Two female Russian field medical professionals were killed on Monday when “opposition militants mounted an artillery attack” on a regime-held hospital in east Aleppo, Russian state media agency TASS quoted a Defense Ministry spokesman as saying. A third doctor also suffered severe injuries, TASS reported.
If regime forces capture all of east Aleppo, Syrian President Bashar al-Assad will have full control of the country’s largest city for the first time since 2012.
Civilians still trapped in Aleppo’s shrinking rebel-held territory say they are afraid to leave after regime mortar fire targeted displaced people last week fleeing their homes in east Aleppo, killing dozens of civilians, Abu Abd a-Rahman, an activist in a-Maissair told Syria Direct.

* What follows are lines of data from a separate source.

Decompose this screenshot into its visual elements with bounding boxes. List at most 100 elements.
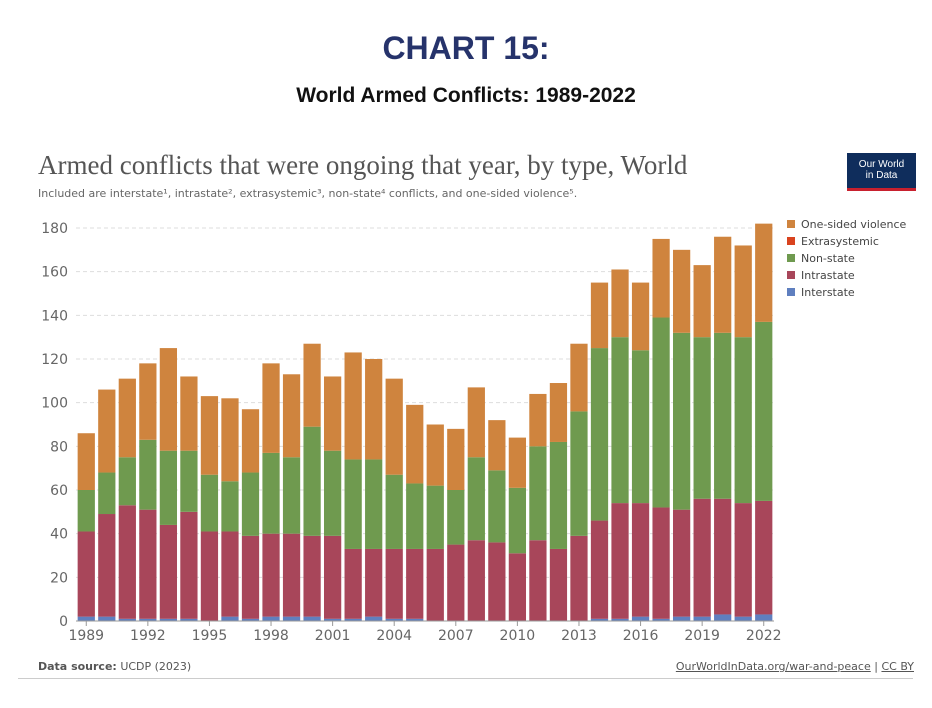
bar-segment-intrastate[interactable]: [672, 509, 691, 617]
bar-segment-non-state[interactable]: [508, 487, 527, 554]
bar-segment-intrastate[interactable]: [221, 531, 239, 617]
bar-segment-intrastate[interactable]: [447, 544, 465, 621]
bar-segment-non-state[interactable]: [631, 350, 650, 504]
legend-item-interstate[interactable]: Interstate: [787, 286, 855, 299]
bar-segment-one-sided-violence[interactable]: [734, 245, 752, 338]
source-link[interactable]: OurWorldInData.org/war-and-peace: [675, 660, 871, 673]
bar-segment-one-sided-violence[interactable]: [529, 393, 547, 447]
bar-segment-interstate[interactable]: [139, 618, 157, 621]
bar-segment-interstate[interactable]: [98, 616, 116, 621]
bar-segment-non-state[interactable]: [118, 457, 136, 506]
bar-segment-interstate[interactable]: [180, 618, 198, 621]
bar-segment-one-sided-violence[interactable]: [570, 343, 588, 412]
bar-segment-intrastate[interactable]: [426, 548, 444, 621]
bar-segment-one-sided-violence[interactable]: [549, 383, 568, 442]
bar-segment-non-state[interactable]: [77, 490, 95, 532]
bar-segment-non-state[interactable]: [755, 321, 773, 501]
bar-segment-one-sided-violence[interactable]: [406, 404, 424, 484]
bar-segment-intrastate[interactable]: [385, 548, 403, 619]
bar-segment-intrastate[interactable]: [200, 531, 219, 621]
bar-segment-interstate[interactable]: [693, 616, 711, 621]
bar-segment-interstate[interactable]: [590, 618, 609, 621]
bar-segment-one-sided-violence[interactable]: [631, 282, 650, 351]
bar-segment-intrastate[interactable]: [159, 524, 178, 619]
bar-segment-intrastate[interactable]: [180, 511, 198, 619]
legend-item-non-state[interactable]: Non-state: [787, 252, 855, 265]
bar-segment-one-sided-violence[interactable]: [139, 363, 157, 440]
bar-segment-interstate[interactable]: [159, 618, 178, 621]
bar-segment-non-state[interactable]: [282, 457, 301, 534]
bar-segment-one-sided-violence[interactable]: [672, 249, 691, 333]
bar-segment-non-state[interactable]: [488, 470, 506, 543]
bar-segment-intrastate[interactable]: [262, 533, 280, 617]
legend-item-intrastate[interactable]: Intrastate: [787, 269, 855, 282]
bar-segment-one-sided-violence[interactable]: [385, 378, 403, 475]
bar-segment-non-state[interactable]: [98, 472, 116, 515]
bar-segment-intrastate[interactable]: [508, 553, 527, 621]
bar-segment-interstate[interactable]: [282, 616, 301, 621]
bar-segment-intrastate[interactable]: [631, 503, 650, 617]
bar-segment-interstate[interactable]: [755, 614, 773, 621]
bar-segment-one-sided-violence[interactable]: [426, 424, 444, 486]
bar-segment-intrastate[interactable]: [98, 514, 116, 617]
our-world-in-data-logo[interactable]: Our World in Data: [847, 153, 916, 191]
bar-segment-one-sided-violence[interactable]: [365, 359, 383, 460]
bar-segment-one-sided-violence[interactable]: [200, 396, 219, 475]
bar-segment-one-sided-violence[interactable]: [303, 343, 321, 427]
bar-segment-non-state[interactable]: [529, 446, 547, 541]
bar-segment-non-state[interactable]: [590, 348, 609, 521]
bar-segment-non-state[interactable]: [652, 317, 670, 508]
bar-segment-interstate[interactable]: [303, 616, 321, 621]
bar-segment-interstate[interactable]: [118, 618, 136, 621]
bar-segment-interstate[interactable]: [652, 618, 670, 621]
bar-segment-intrastate[interactable]: [406, 548, 424, 619]
bar-segment-non-state[interactable]: [221, 481, 239, 532]
bar-segment-interstate[interactable]: [77, 616, 95, 621]
bar-segment-one-sided-violence[interactable]: [447, 428, 465, 490]
legend-item-one-sided-violence[interactable]: One-sided violence: [787, 218, 907, 231]
bar-segment-non-state[interactable]: [672, 332, 691, 510]
bar-segment-one-sided-violence[interactable]: [221, 398, 239, 482]
bar-segment-non-state[interactable]: [303, 426, 321, 536]
bar-segment-interstate[interactable]: [714, 614, 732, 621]
bar-segment-intrastate[interactable]: [652, 507, 670, 619]
bar-segment-one-sided-violence[interactable]: [241, 409, 260, 473]
bar-segment-non-state[interactable]: [549, 441, 568, 549]
bar-segment-intrastate[interactable]: [734, 503, 752, 617]
bar-segment-intrastate[interactable]: [118, 505, 136, 619]
bar-segment-one-sided-violence[interactable]: [693, 265, 711, 338]
bar-segment-one-sided-violence[interactable]: [98, 389, 116, 473]
bar-segment-interstate[interactable]: [672, 616, 691, 621]
bar-segment-intrastate[interactable]: [282, 533, 301, 617]
bar-segment-non-state[interactable]: [406, 483, 424, 549]
bar-segment-one-sided-violence[interactable]: [755, 223, 773, 322]
bar-segment-interstate[interactable]: [241, 618, 260, 621]
bar-segment-non-state[interactable]: [611, 337, 629, 504]
bar-segment-interstate[interactable]: [323, 618, 342, 621]
bar-segment-one-sided-violence[interactable]: [714, 236, 732, 333]
bar-segment-one-sided-violence[interactable]: [344, 352, 362, 460]
bar-segment-one-sided-violence[interactable]: [180, 376, 198, 451]
bar-segment-intrastate[interactable]: [611, 503, 629, 619]
bar-segment-intrastate[interactable]: [714, 498, 732, 615]
bar-segment-intrastate[interactable]: [365, 548, 383, 617]
license-link[interactable]: CC BY: [881, 660, 914, 673]
bar-segment-interstate[interactable]: [631, 616, 650, 621]
bar-segment-non-state[interactable]: [365, 459, 383, 549]
bar-segment-non-state[interactable]: [139, 439, 157, 510]
bar-segment-interstate[interactable]: [344, 618, 362, 621]
bar-segment-one-sided-violence[interactable]: [323, 376, 342, 451]
bar-segment-intrastate[interactable]: [529, 540, 547, 621]
bar-segment-non-state[interactable]: [385, 474, 403, 549]
bar-segment-intrastate[interactable]: [323, 535, 342, 619]
bar-segment-intrastate[interactable]: [467, 540, 485, 621]
bar-segment-intrastate[interactable]: [590, 520, 609, 619]
bar-segment-one-sided-violence[interactable]: [282, 374, 301, 458]
bar-segment-interstate[interactable]: [406, 618, 424, 621]
bar-segment-intrastate[interactable]: [77, 531, 95, 617]
bar-segment-interstate[interactable]: [611, 618, 629, 621]
legend-item-extrasystemic[interactable]: Extrasystemic: [787, 235, 879, 248]
bar-segment-one-sided-violence[interactable]: [508, 437, 527, 488]
bar-segment-non-state[interactable]: [570, 411, 588, 536]
bar-segment-intrastate[interactable]: [303, 535, 321, 617]
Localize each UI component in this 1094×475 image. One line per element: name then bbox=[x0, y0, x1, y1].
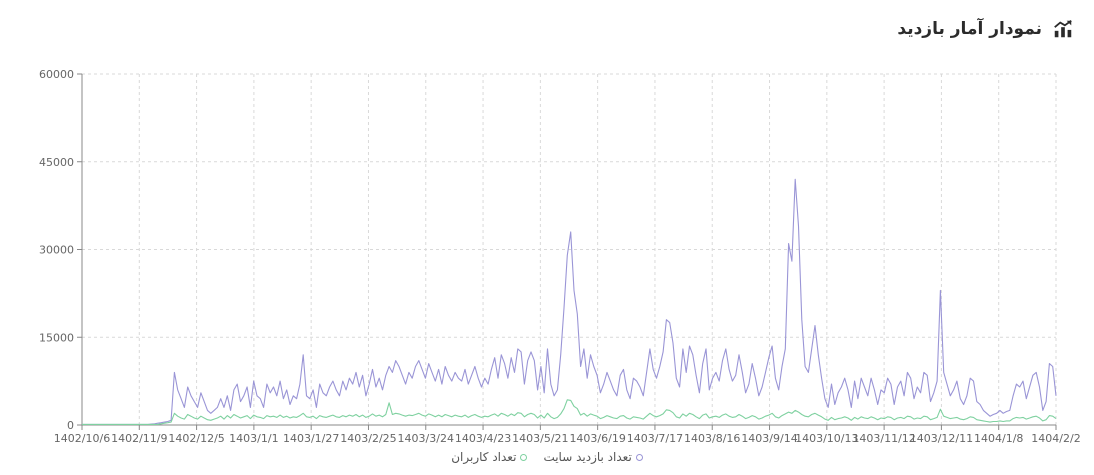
x-tick-label: 1403/8/16 bbox=[684, 432, 740, 445]
x-tick-label: 1402/10/6 bbox=[54, 432, 110, 445]
series-line-users bbox=[82, 399, 1057, 425]
x-tick-label: 1402/12/5 bbox=[168, 432, 224, 445]
x-tick-label: 1403/1/1 bbox=[229, 432, 278, 445]
x-tick-label: 1403/6/19 bbox=[569, 432, 625, 445]
x-tick-label: 1403/11/12 bbox=[852, 432, 915, 445]
legend-visits-label: تعداد بازدید سایت bbox=[543, 450, 632, 464]
x-tick-label: 1404/1/8 bbox=[974, 432, 1023, 445]
y-tick-label: 60000 bbox=[39, 68, 74, 81]
chart-title: نمودار آمار بازدید bbox=[897, 19, 1042, 39]
y-tick-label: 0 bbox=[67, 419, 74, 432]
x-tick-label: 1402/11/9 bbox=[111, 432, 167, 445]
legend-item-users[interactable]: تعداد کاربران bbox=[451, 450, 528, 464]
x-tick-label: 1403/12/11 bbox=[910, 432, 973, 445]
x-tick-label: 1403/3/24 bbox=[398, 432, 454, 445]
legend-visits-marker bbox=[635, 453, 643, 461]
x-tick-label: 1403/2/25 bbox=[340, 432, 396, 445]
x-tick-label: 1403/9/14 bbox=[741, 432, 797, 445]
x-tick-label: 1404/2/2 bbox=[1031, 432, 1080, 445]
x-tick-label: 1403/7/17 bbox=[627, 432, 683, 445]
legend-users-marker bbox=[520, 453, 528, 461]
chart-header: نمودار آمار بازدید bbox=[897, 18, 1074, 40]
chart-legend: تعداد بازدید سایت تعداد کاربران bbox=[0, 450, 1094, 464]
y-tick-label: 15000 bbox=[39, 331, 74, 344]
y-tick-label: 30000 bbox=[39, 244, 74, 257]
y-tick-label: 45000 bbox=[39, 156, 74, 169]
x-tick-label: 1403/5/21 bbox=[512, 432, 568, 445]
x-tick-label: 1403/1/27 bbox=[283, 432, 339, 445]
legend-item-visits[interactable]: تعداد بازدید سایت bbox=[543, 450, 643, 464]
trend-chart-icon bbox=[1054, 20, 1072, 38]
series-line-visits bbox=[82, 178, 1057, 425]
x-tick-label: 1403/10/13 bbox=[795, 432, 858, 445]
legend-users-label: تعداد کاربران bbox=[451, 450, 517, 464]
x-tick-label: 1403/4/23 bbox=[455, 432, 511, 445]
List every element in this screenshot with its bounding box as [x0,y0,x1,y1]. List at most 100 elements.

Civilians also “fear arrest at the hands of the regime” should they enter government-held west Aleppo, he said.
After Sunday night’s advances, hundreds of families “fled to the central districts of opposition-held east Aleppo,” said Fouad al-Halaby, a citizen journalist also from a-Maissair.
Civilians opting to remain in rebel-controlled east Aleppo fear regime forces will “squeeze them into a small area and inflict mass atrocities, as every rocket or airstrike can kill dozens of people,” the citizen journalist told Syria Direct on Monday.
“What’s happening right now in Aleppo is a total extermination.”